Maui Eldorado is seen on June 24, 2024, in Lahaina, Hawaiʻi. (AP Photo/Mengshin Lin)

The report was commissioned by the Hawaiʻi Community Foundation. UHERO Executive Director Carl Bonham said the study’s role was solely examining the economic impacts of the county’s proposal, though he acknowledged there are other factors to consider in the decision-making process.

According to the report, property tax revenues could fall by up to $60 million annually by 2029 because of changes in tax class and decreasing valuations. General Excise Tax and Transient Accommodations Tax revenues would together drop another $15 million per year.

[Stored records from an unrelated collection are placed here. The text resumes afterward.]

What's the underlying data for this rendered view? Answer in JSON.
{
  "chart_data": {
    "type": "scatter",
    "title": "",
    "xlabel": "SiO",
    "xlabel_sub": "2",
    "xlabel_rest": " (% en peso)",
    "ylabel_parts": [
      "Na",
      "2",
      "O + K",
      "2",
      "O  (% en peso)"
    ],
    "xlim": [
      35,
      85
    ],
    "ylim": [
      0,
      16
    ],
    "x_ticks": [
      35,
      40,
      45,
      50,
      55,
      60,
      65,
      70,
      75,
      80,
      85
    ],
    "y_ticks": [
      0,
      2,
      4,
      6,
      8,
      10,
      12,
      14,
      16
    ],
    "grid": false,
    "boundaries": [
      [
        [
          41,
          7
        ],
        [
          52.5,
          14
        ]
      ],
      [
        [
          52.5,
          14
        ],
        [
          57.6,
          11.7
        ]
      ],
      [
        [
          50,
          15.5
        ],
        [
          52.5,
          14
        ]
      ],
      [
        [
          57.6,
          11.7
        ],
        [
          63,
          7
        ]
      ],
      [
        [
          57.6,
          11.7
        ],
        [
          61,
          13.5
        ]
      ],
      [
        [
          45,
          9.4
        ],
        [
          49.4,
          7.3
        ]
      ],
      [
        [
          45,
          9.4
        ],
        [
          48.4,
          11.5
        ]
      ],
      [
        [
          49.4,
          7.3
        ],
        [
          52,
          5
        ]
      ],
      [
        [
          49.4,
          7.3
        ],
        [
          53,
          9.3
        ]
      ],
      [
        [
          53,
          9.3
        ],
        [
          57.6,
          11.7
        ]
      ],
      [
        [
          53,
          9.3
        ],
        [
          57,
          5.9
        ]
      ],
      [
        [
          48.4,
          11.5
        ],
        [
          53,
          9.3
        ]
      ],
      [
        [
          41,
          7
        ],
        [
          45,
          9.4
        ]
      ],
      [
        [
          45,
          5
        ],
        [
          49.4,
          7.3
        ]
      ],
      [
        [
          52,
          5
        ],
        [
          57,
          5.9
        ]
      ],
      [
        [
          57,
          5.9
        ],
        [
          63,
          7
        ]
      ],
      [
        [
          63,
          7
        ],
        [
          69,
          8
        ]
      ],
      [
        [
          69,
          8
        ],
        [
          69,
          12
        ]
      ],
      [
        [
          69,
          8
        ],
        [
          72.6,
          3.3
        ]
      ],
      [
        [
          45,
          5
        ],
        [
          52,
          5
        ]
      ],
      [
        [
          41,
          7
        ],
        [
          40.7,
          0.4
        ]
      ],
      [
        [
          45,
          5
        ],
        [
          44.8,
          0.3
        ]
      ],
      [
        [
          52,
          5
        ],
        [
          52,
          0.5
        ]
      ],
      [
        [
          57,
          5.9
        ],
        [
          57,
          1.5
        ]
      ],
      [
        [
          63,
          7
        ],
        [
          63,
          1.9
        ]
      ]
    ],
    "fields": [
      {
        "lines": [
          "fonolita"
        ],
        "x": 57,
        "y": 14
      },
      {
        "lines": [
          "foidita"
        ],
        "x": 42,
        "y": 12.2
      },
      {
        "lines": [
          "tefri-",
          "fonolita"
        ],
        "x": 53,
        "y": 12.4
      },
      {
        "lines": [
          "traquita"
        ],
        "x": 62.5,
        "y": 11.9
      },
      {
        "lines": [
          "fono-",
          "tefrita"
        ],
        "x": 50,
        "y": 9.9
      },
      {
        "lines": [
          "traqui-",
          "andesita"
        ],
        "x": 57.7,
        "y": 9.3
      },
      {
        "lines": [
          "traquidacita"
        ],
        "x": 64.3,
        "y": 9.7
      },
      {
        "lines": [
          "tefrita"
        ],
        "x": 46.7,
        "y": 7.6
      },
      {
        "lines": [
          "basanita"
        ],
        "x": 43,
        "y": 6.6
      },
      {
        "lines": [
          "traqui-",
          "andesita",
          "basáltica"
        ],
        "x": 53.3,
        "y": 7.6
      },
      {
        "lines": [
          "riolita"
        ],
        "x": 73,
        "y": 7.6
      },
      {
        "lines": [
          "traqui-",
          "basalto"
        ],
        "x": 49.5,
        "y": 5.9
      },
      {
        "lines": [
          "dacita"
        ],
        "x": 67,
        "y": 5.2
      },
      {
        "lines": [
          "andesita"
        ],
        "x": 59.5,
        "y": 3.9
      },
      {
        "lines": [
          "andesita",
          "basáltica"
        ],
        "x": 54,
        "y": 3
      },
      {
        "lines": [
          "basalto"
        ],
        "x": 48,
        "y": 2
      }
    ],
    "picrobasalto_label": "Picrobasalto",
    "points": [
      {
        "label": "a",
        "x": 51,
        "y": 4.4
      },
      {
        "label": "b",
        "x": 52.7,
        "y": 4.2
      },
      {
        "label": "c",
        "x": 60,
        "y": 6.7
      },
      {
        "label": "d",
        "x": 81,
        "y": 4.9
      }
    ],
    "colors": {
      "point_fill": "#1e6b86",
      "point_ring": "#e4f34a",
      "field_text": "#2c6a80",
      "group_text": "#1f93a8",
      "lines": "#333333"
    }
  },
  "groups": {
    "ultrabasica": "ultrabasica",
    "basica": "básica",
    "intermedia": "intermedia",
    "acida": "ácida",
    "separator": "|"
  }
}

According to Maui County, there are about 15,000 short-term rentals in Maui County — the highest percentage relative to housing stock in the state — representing more than 20% of total housing stock. The impact is even more concentrated in certain areas, with this category making up roughly 50% of South Maui’s and 34% of West Maui’s housing inventory — where the impact of the phase-out proposal is focused.

Though there are a lot of impacts to consider, Gordner pointed out that inaction could also have damaging effects.

“There are also costs to doing nothing,” he stressed. “There’s a current situation of rent inflation, right? Housing prices are rising. It’s not a static environment, and the increasing cost of living is causing people to leave Maui County, which will also have economic impacts related to a decrease in, you know, economic activity and jobs and workers and so forth.”

The study also examined some alternatives to a full conversion of Minatoya properties.

“There are also some ways that we outlined that could potentially accommodate the same policy goal of half of TVRs becoming long-term rentals that could mitigate some of the trade-offs, including increasing property taxes on these units, or potentially auctioning licenses to operate a TVR in Maui County,” Gordner explained.

Bonham said it’s about weighing the pros and cons.

“There’s a hit to economic activity, there’s a hit to jobs, there’s a hit to income, and there are some gains in housing affordability,” he said. “So those trade-offs have to be decided by the policymakers.”

Bissen stressed the phase-out proposal is “one piece of a broader strategy to address our housing crisis.”

Short-term rentals strengthen the island’s overdependence on the visitor industry, the county said, while the economic benefits of TVRs largely benefit out-of-state investors.

Maui’s economic overreliance on tourism is a known risk, and continuing to cater to short-term rentals reinforces that vulnerability,” said Maui County spokesperson Laksmi Abraham in the county statement. “While TVRs may generate revenue, that revenue is not equitably distributed. Meanwhile, the strain on infrastructure, services, and community cohesion falls squarely on the people who live here full time.”

Ultimately, Bissen said, the county’s decision comes down to prioritizing the Maui community.

“This phase-out is not anti-tourism—it is pro-resident,” he said. “It aligns with our community plans, our zoning laws, and the clear, consistent message we’ve heard from the people of Maui: our residents must come first.”

The Maui County Council will ultimately decide on passage of the phase-out proposal — a discussion Bissen urged to be scheduled “as soon as possible.”